As the Covid-19 pandemic crisis has, in part, brought a nightmare into the present, it has also offered us the vision of a dream: a world where we are one, facing a common long-term goal to live a happy future; a world where politicians heed scientific advice today on how to make a better tomorrow; and a world where the unsustainable present can transition in an economic and orderly manner into a sustainable future.
Without globally-coordinated, systemic action, this dream could become a nightmare; and sadly, this pandemic has exposed a deficit in global cooperation indeed. Also, as we learn to better manage (and price) collectively too-long-ignored threats, there is still one risk we each need to fully re-embrace individually: the vulnerability that comes with in-person social interactions.
If we take home the lessons these three foresights offer, we may stand a chance to create the future we want.
Hervé Duteil is Chief Sustainability Officer for BNP Paribas in the Americas. In that role, he leads the bank's regional strategy for sustainable finance, corporate social responsibility, and company engagement. He serves as a member on Commodity Futures Trading Commission's Climate-Related Market Risk Subcommittee of the Market Risk Advisory Committee, Canada Standards Association's Technical Committee for the Development of a National Standard for "Transition & Sustainable Finance", and the Yale Initiative on Sustainable Finance Advisory Board.
2 Indeed, global warming intensifies a variety of climate-sensitive infectious, mosquito-borne diseases (such as malaria and dengue fever). It also alters their geographic range, seasonality, and transmission intensity. At the same time, deforestation and disappearing habitats are forcing various animal species to migrate, opening the way for pathogens to break through species boundaries and ultimately transmit to humans.

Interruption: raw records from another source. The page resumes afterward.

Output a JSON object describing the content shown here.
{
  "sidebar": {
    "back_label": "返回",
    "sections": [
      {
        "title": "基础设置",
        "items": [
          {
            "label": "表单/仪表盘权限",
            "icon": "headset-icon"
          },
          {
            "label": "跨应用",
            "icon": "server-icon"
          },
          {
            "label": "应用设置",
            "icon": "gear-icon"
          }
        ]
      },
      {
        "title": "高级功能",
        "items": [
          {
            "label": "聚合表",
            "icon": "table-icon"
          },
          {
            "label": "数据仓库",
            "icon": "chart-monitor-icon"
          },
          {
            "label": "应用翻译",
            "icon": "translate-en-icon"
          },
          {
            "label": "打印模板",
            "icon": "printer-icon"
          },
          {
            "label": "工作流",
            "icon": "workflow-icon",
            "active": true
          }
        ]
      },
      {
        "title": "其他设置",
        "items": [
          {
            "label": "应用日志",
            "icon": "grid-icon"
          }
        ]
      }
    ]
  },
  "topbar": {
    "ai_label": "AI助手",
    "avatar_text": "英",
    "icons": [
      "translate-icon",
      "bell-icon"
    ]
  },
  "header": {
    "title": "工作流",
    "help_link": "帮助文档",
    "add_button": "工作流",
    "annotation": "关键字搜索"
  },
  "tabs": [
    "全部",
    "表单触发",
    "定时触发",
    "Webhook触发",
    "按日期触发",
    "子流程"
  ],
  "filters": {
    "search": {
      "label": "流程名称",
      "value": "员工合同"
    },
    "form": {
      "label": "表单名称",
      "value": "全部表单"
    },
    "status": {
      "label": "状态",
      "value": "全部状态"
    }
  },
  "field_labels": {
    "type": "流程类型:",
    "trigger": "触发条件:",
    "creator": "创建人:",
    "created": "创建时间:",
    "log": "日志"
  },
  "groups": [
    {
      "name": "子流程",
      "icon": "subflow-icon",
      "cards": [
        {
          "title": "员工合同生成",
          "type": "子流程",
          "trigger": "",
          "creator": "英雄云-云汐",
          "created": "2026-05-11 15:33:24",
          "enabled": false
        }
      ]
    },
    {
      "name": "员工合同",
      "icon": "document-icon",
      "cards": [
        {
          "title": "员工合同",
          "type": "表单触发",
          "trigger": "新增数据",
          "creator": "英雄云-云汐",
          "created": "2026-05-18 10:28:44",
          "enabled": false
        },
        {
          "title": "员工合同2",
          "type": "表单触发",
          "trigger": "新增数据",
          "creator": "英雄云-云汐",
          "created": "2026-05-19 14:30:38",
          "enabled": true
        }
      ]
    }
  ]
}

3. We could cite here (i) intensifying climate policies in many countries around the world; (ii) the long-running struggle of the U.S. Shale oil and gas industry's to turn a profit in what is proving to be a significantly capital-intensive business (despite the fact that it has been providing around half of all new supply globally in the past decade); (iii) the increasing competitiveness of renewable energy regardless of subsidies (not mentioning that the sector is a much larger source of job creation than conventional energy); (iv) the continued significant technological improvements in energy efficiency; (v) the far superior efficiency of electric vehicles compared to conventional cars; or (vi) concerns over unsustainable air pollution in the developing world.
4. Wells, Wires, and Wheels – EROCI and the Tough Road Ahead for Oil, Mark Lewis, Global Head of Sustainability Research, BNP Paribas Asset Management
5. Whether because academic studies conclude that working from home leads to productivity gains; or because organisations decide to exploit a saving opportunity; or because individuals are left with a psychological scar that prompts them to refrain from unnecessary social interactions in fear of getting sick.